Tank-Type Water Heaters: The Best Type Of Water Storage System

A tank-type water heater is a simple device and a common type of residential water heater. The storage tank water heater comes in different sizes, from 20-80 gallons and is fueled by different sources:

  • Oil
  • Electricity
  • Natural gas
  • Propane

The storage tank-type water heater raises and maintains the water temperature to the setting on the tank.
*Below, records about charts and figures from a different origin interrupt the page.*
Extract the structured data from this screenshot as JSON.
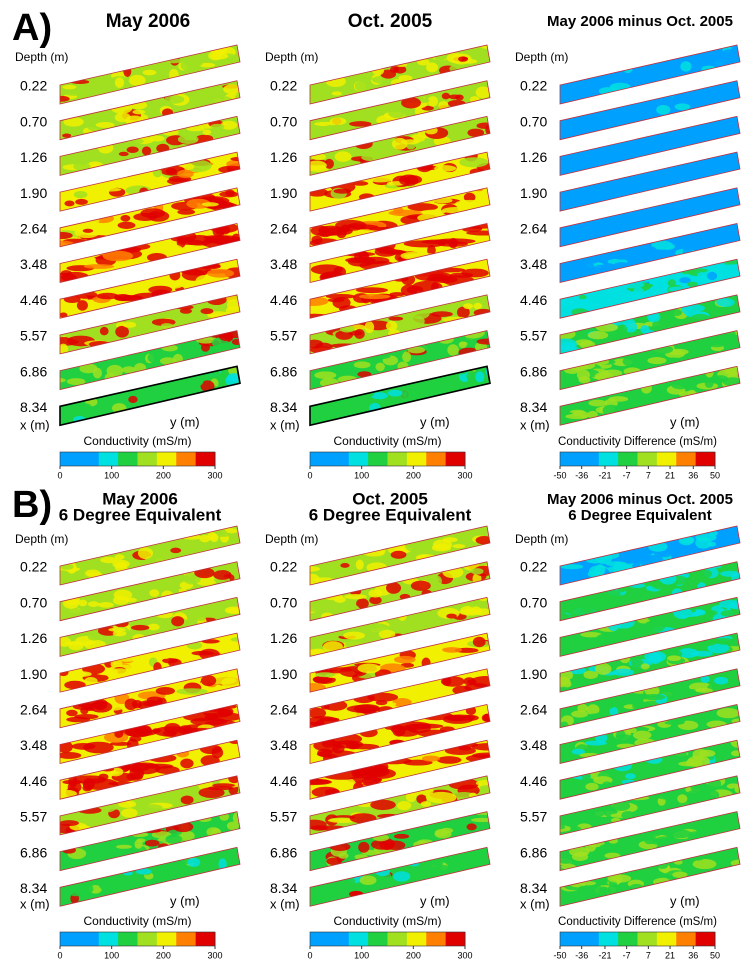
{
  "rows": [
    {
      "label": "A)",
      "panels": [
        {
          "title": [
            "May 2006"
          ],
          "legend": "Conductivity (mS/m)",
          "range": [
            0,
            300
          ],
          "ticks": [
            0,
            100,
            200,
            300
          ]
        },
        {
          "title": [
            "Oct. 2005"
          ],
          "legend": "Conductivity (mS/m)",
          "range": [
            0,
            300
          ],
          "ticks": [
            0,
            100,
            200,
            300
          ]
        },
        {
          "title": [
            "May 2006 minus Oct. 2005"
          ],
          "legend": "Conductivity Difference (mS/m)",
          "range": [
            -50,
            50
          ],
          "ticks": [
            -50,
            -36,
            -21,
            -7,
            7,
            21,
            36,
            50
          ]
        }
      ]
    },
    {
      "label": "B)",
      "panels": [
        {
          "title": [
            "May 2006",
            "6 Degree Equivalent"
          ],
          "legend": "Conductivity (mS/m)",
          "range": [
            0,
            300
          ],
          "ticks": [
            0,
            100,
            200,
            300
          ]
        },
        {
          "title": [
            "Oct. 2005",
            "6 Degree Equivalent"
          ],
          "legend": "Conductivity (mS/m)",
          "range": [
            0,
            300
          ],
          "ticks": [
            0,
            100,
            200,
            300
          ]
        },
        {
          "title": [
            "May 2006 minus Oct. 2005",
            "6 Degree Equivalent"
          ],
          "legend": "Conductivity Difference (mS/m)",
          "range": [
            -50,
            50
          ],
          "ticks": [
            -50,
            -36,
            -21,
            -7,
            7,
            21,
            36,
            50
          ]
        }
      ]
    }
  ],
  "depth_axis_label": "Depth (m)",
  "depths": [
    "0.22",
    "0.70",
    "1.26",
    "1.90",
    "2.64",
    "3.48",
    "4.46",
    "5.57",
    "6.86",
    "8.34"
  ],
  "x_axis_label": "x (m)",
  "y_axis_label": "y (m)"
}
The water is kept ready and constantly heated for use in the tank, the heat energy can be lost even if no faucet is on called standby heat loss.

How does the storage tank water heater work?

A storage tank water heater or conventional water heater provides a steady hot water supply for residential and commercial purposes. It works by heating and storing a specific volume of water in an insulated tank until needed. A storage tank water heater works through the following sequence:

  • Water inlet. The cold water passes through the tank through a pipe connected to the tank’s bottom.
  • Heating element. There are 1 or 2 heating elements inside the tank. The heating elements are accountable for increasing the water temperature in the tank.
    • Electric water heaters
    • Gas water heaters
  • Thermostat control. The thermostat is a temperature-sensing device maintaining the desired water temperature in the tank.
  • Insulation. The tank is well-insulated to prevent heat loss. This insulation helps keep the water hot, reducing the need for the heating element or burner to cycle on frequently.
  • Hot water outlet. When you open a hot water tap, the hot water passes from the top of the tank through a hot water outlet pipe. The action triggers the cold water inlet to bring in fresh cold water to replace the used hot water, ensuring a continuous hot water supply.
  • Pressure relief valve. For safety reasons, storage tank water heaters have a pressure relief valve that opens to release excess pressure or temperature within the tank, preventing potential damage or hazards.
  • Drain valve. The drain valve of the tank’s bottom permits you to drain and flush the tank occasionally to clear sediment and minerals that gets over time. It helps maintain the heater’s efficiency and prolong its lifespan.
  • Tank size. The storage tank’s size changes depending on the household’s hot water needs. The tank size determines the volume of hot water that can be stored and supplied at any given time.

Storage tank water heaters are reliable and cost-effective. Newer tankless water heaters are more energy-efficient and provide hot water on demand without a storage tank.